Following the abolition of the Curso Fiscal de Leyes in 1928, Coddou, Julio Parada Benavente and other lawyers advocated for its incorporation into the University of Concepción. When the university's Faculty of Legal and Social Sciences was established in 1929, Coddou was elected its first dean. He was subsequently re-elected and remained dean until 1939.

In June 1935, he was elected president of the Colegio de Abogados de Concepción.

== Political career ==
A member of the Radical Party, Coddou served for many years as president of the party's Concepción assembly.

In October 1932, during the provisional presidency of Abraham Oyanedel, Coddou was appointed Minister of Education. He remained in office until the end of Oyanedel's provisional administration in December 1932.

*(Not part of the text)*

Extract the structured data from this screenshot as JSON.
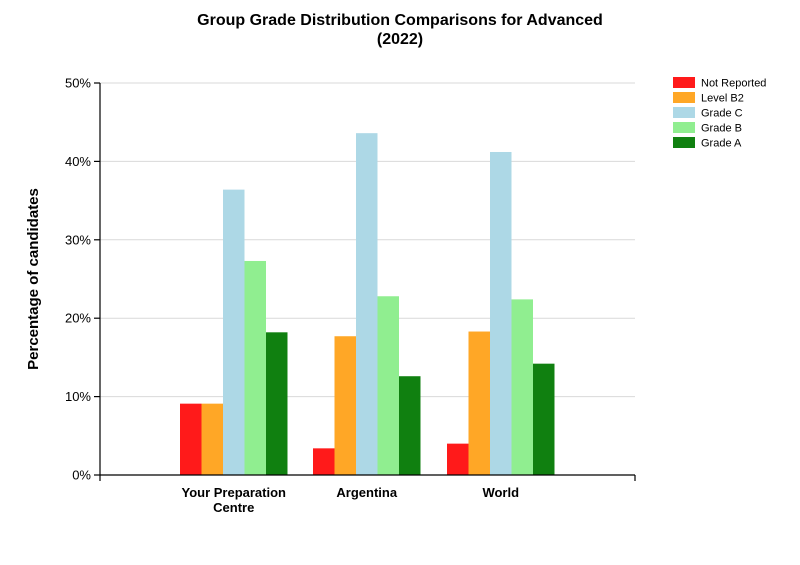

In June 1939, President Pedro Aguirre Cerda appointed Coddou vice-president of the Corporación de Reconstrucción y Auxilio, the state agency established in the aftermath of the 1939 Chillán earthquake. The position required him to relocate to Santiago, prompting his resignation as dean of the Faculty of Legal and Social Sciences and from his teaching positions at the University of Concepción.

In 1942, Coddou was appointed president of the State Defense Council, a position he held until his death.

== Death ==
Coddou died in Providencia, Santiago, on 19 February 1947, at the age of 71.